POR MANUEL GARCÍA CIENFUEGOS, CRONISTA OFICIAL DE MONTIJO Y LOBÓN (BADAJOZ).
Llego desde la Puerta del Sol de Montijo a la calle San Gregorio, llamada así por el patrón de los ganaderos y porque desde ella se iba al cerro y ermita de su mismo nombre. Al final de San Gregorio me encuentro con la calle del escritor y político Adelardo López de Ayala (1829-1879), antigua de Papas, debe ese nombre al resultado de la mezcla de barro y agua que entonces tenía como pavimento.
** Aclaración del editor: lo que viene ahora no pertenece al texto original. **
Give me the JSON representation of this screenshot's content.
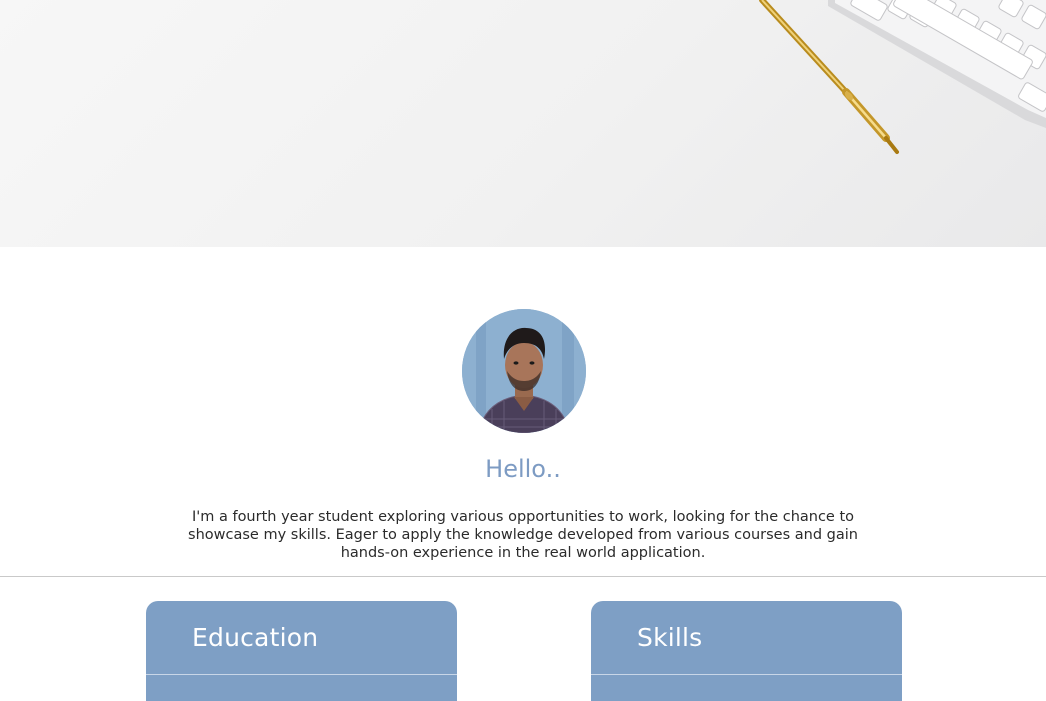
{
  "hero": {
    "image": "desk-banner-with-pen-and-keyboard"
  },
  "profile": {
    "photo": "profile-avatar-photo",
    "greeting": "Hello..",
    "intro": "I'm a fourth year student exploring various opportunities to work, looking for the chance to showcase my skills. Eager to apply the knowledge developed from various courses and gain hands-on experience in the real world application."
  },
  "sections": {
    "education": {
      "title": "Education"
    },
    "skills": {
      "title": "Skills"
    }
  },
  "colors": {
    "accent": "#7e9fc5",
    "greeting": "#7d9bc3",
    "text": "#2b2b2b"
  }
}
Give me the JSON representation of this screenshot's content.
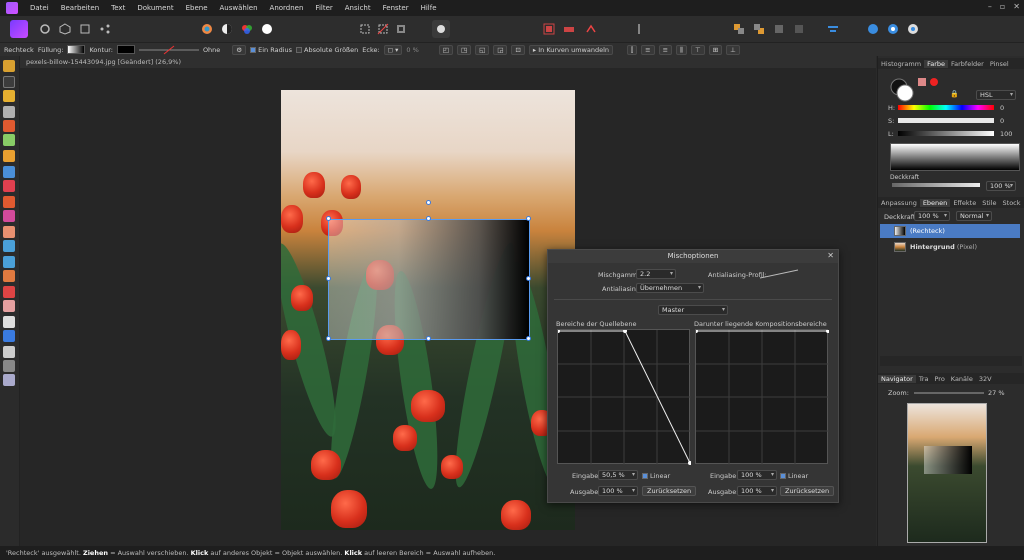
{
  "menu": [
    "Datei",
    "Bearbeiten",
    "Text",
    "Dokument",
    "Ebene",
    "Auswählen",
    "Anordnen",
    "Filter",
    "Ansicht",
    "Fenster",
    "Hilfe"
  ],
  "window_controls": [
    "–",
    "▫",
    "✕"
  ],
  "context": {
    "tool": "Rechteck",
    "fill_label": "Füllung:",
    "stroke_label": "Kontur:",
    "stroke_none": "Ohne",
    "radius_label": "Ein Radius",
    "absolute_sizes": "Absolute Größen",
    "corner_label": "Ecke:",
    "corner_value": "0 %",
    "convert_curves": "In Kurven umwandeln"
  },
  "document": {
    "tab_title": "pexels-billow-15443094.jpg [Geändert] (26,9%)"
  },
  "dialog": {
    "title": "Mischoptionen",
    "blend_gamma_label": "Mischgamma:",
    "blend_gamma_value": "2.2",
    "antialias_profile_label": "Antialiasing-Profil:",
    "antialias_label": "Antialiasing:",
    "antialias_value": "Übernehmen",
    "channel_value": "Master",
    "source_title": "Bereiche der Quellebene",
    "underlying_title": "Darunter liegende Kompositionsbereiche",
    "source_input_label": "Eingabe:",
    "source_input_value": "50,5 %",
    "source_output_label": "Ausgabe:",
    "source_output_value": "100 %",
    "under_input_label": "Eingabe:",
    "under_input_value": "100 %",
    "under_output_label": "Ausgabe:",
    "under_output_value": "100 %",
    "linear_label": "Linear",
    "reset_label": "Zurücksetzen"
  },
  "color_panel": {
    "tabs": [
      "Histogramm",
      "Farbe",
      "Farbfelder",
      "Pinsel"
    ],
    "active_tab": "Farbe",
    "model": "HSL",
    "h_label": "H:",
    "h_value": "0",
    "s_label": "S:",
    "s_value": "0",
    "l_label": "L:",
    "l_value": "100",
    "opacity_label": "Deckkraft",
    "opacity_value": "100 %"
  },
  "layers_panel": {
    "tabs": [
      "Anpassung",
      "Ebenen",
      "Effekte",
      "Stile",
      "Stock"
    ],
    "active_tab": "Ebenen",
    "opacity_label": "Deckkraft:",
    "opacity_value": "100 %",
    "blend_mode": "Normal",
    "layers": [
      {
        "name": "(Rechteck)",
        "selected": true
      },
      {
        "name": "Hintergrund",
        "type": "(Pixel)",
        "selected": false
      }
    ]
  },
  "navigator_panel": {
    "tabs": [
      "Navigator",
      "Tra",
      "Pro",
      "Kanäle",
      "32V"
    ],
    "active_tab": "Navigator",
    "zoom_label": "Zoom:",
    "zoom_value": "27 %"
  },
  "status": {
    "p1": "'Rechteck' ausgewählt.",
    "b1": "Ziehen",
    "p2": "= Auswahl verschieben.",
    "b2": "Klick",
    "p3": "auf anderes Objekt = Objekt auswählen.",
    "b3": "Klick",
    "p4": "auf leeren Bereich = Auswahl aufheben."
  }
}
Tras cruzar las cuatro esquinas de López de Ayala camino por la de la escritora nacida en Almendralejo, Carolina Coronado (1820-1911), antes nominada de los Lagares por los que habían y eleboraban en ella.
Entre esas calles de San Gregorio, López de Ayala y Carolina Coronado, en corta distancia, en línea recta, tres comercios tradicionales: Gómez Ramas, La Tahona y Frutería Maru. Cada tienda con una especialidad diferente. Gómez Ramas anuncia sus especialidades en ternera, cerdo, cordero y aves, junto a comestibles; establecimiento que hechó raíces y se aisenta en la familia Gómez.
Con nombre de sabor antiguo La Tahona, aquí en los años cincuenta elaboraba el pan nuestro de cada día, Pedro Rodríguez Bautista; ahora Teresa y Rocío ofrecen con amabilidad y simpatía, pan, dulces y bollería. Finalmente, Frutas Maru. Aquí Valentín, con excelente maestría, presenta a diario la mejor fruta posible que se vende en Montijo.
Un triunvirato de autónomos emprendedores, que aún en tiempos de carestías siguen manteniendo la calidad de sus productos, el buen trato y agrado para con la clientela. ¿Se puede ofrecer calidad y servicio en pocos metros de distancia? Permitidme que escriba y diga ¡Que viva por muchos años en Montijo esta pura esencia y fragancia del comercio tradicional! Queda dicho.